J’ai partagé la route avec des dizaines de coureurs, certains distants, d’autres trop bavards, des curieux, des anxieux. Mais j’ai surtout partagé ma route avec un coureur Japonais, sans bâton de montagne, utilisant une simple branche récupérée sur le bas-côté d’un sentier. Avec une simple petite gourde à la main, qui ne disait pas un mot d’Anglais, ni de Français et encore moins de Croate et pourtant nous nous sommes compris et respecté durant des heures et des heures. A un moment dans le village haut perché de Motovun, mon collègue Japonais avait un peu d’avance sur moi. Je l’ai alors vu s’arrêter à une maison, joindre les mains et saluer à répétition, comme le font si bien les Japonais, dans ce qui m’avait l’air d’être l’encadrement d’une porte. Pour, après plusieurs révérences, voir une main tendue lui redonner sa gourde pleine d’eau. Une fois devant la maison moi-même, j’ai réalisé, que c’était une boutique de fleurs, et que la fleuriste était en train d’arroser ses fleurs quand mon Japonais est passé devant elle, s’est arrêté et lui a simplement demandé dans sa langue de lui fournir un peu d’eau de son arrosoir à lui aussi, ainsi qu’à ses fleurs.



Les derniers géants vécurent sur la montagne d’Hajdovčak, à laquelle ils donnèrent leur nom et qui renfermeraient encore leurs grands os. Aujourd’hui, la terre des géants fait partie du Parc naturel de Žumberak, dans laquelle vous pourrez vous convaincre, au moyen de vos sens, que les Hajdi vivaient autrefois dans le paradis sur terre.

 


…C’était la nuit, un peu avant minuit et bien après la pleine lune. Les loups hurlaient sur les différents sommets invisibles de ces montagnes devenues indiscernables à leurs tours. C’est à ce moment dans les montagnes et les prairies sombres de ces terres inconnues, que je me suis mis à croiser des corps sombres et flous en mouvements… …Et puis passer cette arche qui détermine le début du long couloir qui mène lui, à la grande arche finale. Savoir que c’est maintenant mission accomplie, savoir que cette aventure se termine, savourer les dernières foulées. Puis entendre quelques cris devant, des cris d’encouragements, des cris pour annoncer l’arrivée d’un nouveau corps fantomatique dans la nuit floue. Quelques applaudissements.

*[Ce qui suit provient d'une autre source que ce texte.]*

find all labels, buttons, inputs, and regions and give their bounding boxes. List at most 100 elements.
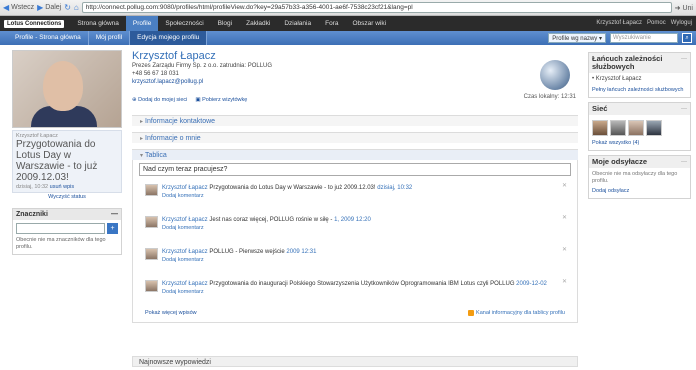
add-comment-link[interactable]: Dodaj komentarz xyxy=(162,192,412,200)
search-icon: ⌕ xyxy=(685,35,689,41)
links-toggle[interactable]: — xyxy=(681,158,687,166)
post-author-link[interactable]: Krzysztof Łapacz xyxy=(162,185,208,191)
user-name-link[interactable]: Krzysztof Łapacz xyxy=(596,16,642,31)
nav-tab-home[interactable]: Strona główna xyxy=(70,16,126,31)
profile-email-link[interactable]: krzysztof.lapacz@pollug.pl xyxy=(132,79,203,85)
help-link[interactable]: Pomoc xyxy=(647,16,666,31)
section-board[interactable]: ▾ Tablica xyxy=(132,149,578,160)
add-tag-button[interactable]: + xyxy=(107,223,118,234)
home-button[interactable]: ⌂ xyxy=(74,3,79,12)
refresh-icon: ↻ xyxy=(64,3,71,12)
post-date: 2009 12:31 xyxy=(286,249,317,255)
post-text: POLLUG - Pierwsze wejście xyxy=(209,249,285,255)
status-text: Przygotowania do Lotus Day w Warszawie -… xyxy=(16,139,98,183)
nav-tab-activities[interactable]: Działania xyxy=(277,16,318,31)
add-comment-link[interactable]: Dodaj komentarz xyxy=(162,224,371,232)
globe-icon xyxy=(540,60,570,90)
reporting-chain-widget: Łańcuch zależności służbowych — • Krzysz… xyxy=(588,52,691,98)
tags-widget-header: Znaczniki — xyxy=(13,209,121,220)
post-text: Przygotowania do inauguracji Polskiego S… xyxy=(209,281,515,287)
board-footer: Pokaż więcej wpisów Kanał informacyjny d… xyxy=(139,310,571,319)
rss-icon xyxy=(468,310,475,316)
status-delete-link[interactable]: usuń wpis xyxy=(50,184,74,190)
reporting-chain-person[interactable]: • Krzysztof Łapacz xyxy=(592,76,687,83)
app-logo[interactable]: Lotus Connections xyxy=(4,19,65,28)
reporting-chain-toggle[interactable]: — xyxy=(681,55,687,71)
expand-arrow-icon: ▸ xyxy=(140,119,144,125)
left-column: Krzysztof Łapacz Przygotowania do Lotus … xyxy=(12,50,122,255)
nav-tab-profiles[interactable]: Profile xyxy=(125,16,159,31)
close-icon[interactable]: ✕ xyxy=(562,214,567,221)
back-button[interactable]: ◀ Wstecz xyxy=(3,3,34,12)
search-scope-select[interactable]: Profile wg nazwy ▾ xyxy=(548,33,606,43)
board-rss-link[interactable]: Kanał informacyjny dla tablicy profilu xyxy=(468,310,565,316)
add-link-link[interactable]: Dodaj odsyłacz xyxy=(592,188,687,195)
network-avatar[interactable] xyxy=(592,120,608,136)
network-avatar[interactable] xyxy=(610,120,626,136)
add-comment-link[interactable]: Dodaj komentarz xyxy=(162,256,316,264)
tags-toggle[interactable]: — xyxy=(111,211,118,218)
profile-name: Krzysztof Łapacz xyxy=(132,50,216,62)
clear-status-link[interactable]: Wyczyść status xyxy=(12,194,122,200)
search-input[interactable]: Wyszukiwanie xyxy=(610,33,678,43)
show-more-posts-link[interactable]: Pokaż więcej wpisów xyxy=(145,310,197,316)
download-vcard-link[interactable]: ▣ Pobierz wizytówkę xyxy=(195,97,247,103)
network-avatar[interactable] xyxy=(646,120,662,136)
links-empty-text: Obecnie nie ma odsyłaczy dla tego profil… xyxy=(592,171,678,184)
add-to-network-link[interactable]: ⊕ Dodaj do mojej sieci xyxy=(132,97,187,103)
board-status-input[interactable]: Nad czym teraz pracujesz? xyxy=(139,163,571,176)
network-avatar[interactable] xyxy=(628,120,644,136)
tags-widget: Znaczniki — + Obecnie nie ma znaczników … xyxy=(12,208,122,255)
profile-search: Profile wg nazwy ▾ Wyszukiwanie ⌕ xyxy=(548,33,692,43)
full-reporting-chain-link[interactable]: Pełny łańcuch zależności służbowych xyxy=(592,87,687,94)
post-author-link[interactable]: Krzysztof Łapacz xyxy=(162,217,208,223)
post-author-link[interactable]: Krzysztof Łapacz xyxy=(162,281,208,287)
user-menu: Krzysztof Łapacz Pomoc Wyloguj xyxy=(596,16,692,31)
section-latest-posts[interactable]: Najnowsze wypowiedzi xyxy=(132,356,578,367)
nav-tab-blogs[interactable]: Blogi xyxy=(211,16,239,31)
network-toggle[interactable]: — xyxy=(681,105,687,113)
profile-photo xyxy=(12,50,122,128)
post-date: dzisiaj, 10:32 xyxy=(377,185,413,191)
links-widget: Moje odsyłacze — Obecnie nie ma odsyłacz… xyxy=(588,155,691,199)
links-title: Moje odsyłacze xyxy=(592,157,648,166)
forward-label: Dalej xyxy=(45,4,62,11)
app-navigation: Lotus Connections Strona główna Profile … xyxy=(0,16,696,31)
avatar xyxy=(145,184,158,196)
nav-tab-communities[interactable]: Społeczności xyxy=(158,16,210,31)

Les sons s’accentuant, grandissant. Puis le dernier virage, sur la grande place du village. Voir mon amoureuse, toujours là, malgré l’heure et la fraicheur de l’air marin, un peu grelottante, mais présente. Puis passer cette grande arche finale… …Et puis réaliser simplement que je venais de parcourir plus de 110 kilomètres à la course. Et me rendre compte que c’était tout simplement dans mon ADN. Passer cette ligne pour réaliser que rien n’avait changé, que j’étais encore la même personne, mais plus tout à fait le même coureur. Passer l’arche, marcher jusqu’à la voiture, rentrer à l’appartement, prendre une douche, et se coucher comme n’importe quel autre jour de sa vie. Une barrière, ou un simple pion, venait d’être avancé tout banalement. Juste une case plus loin sur l’échiquier d’une vie.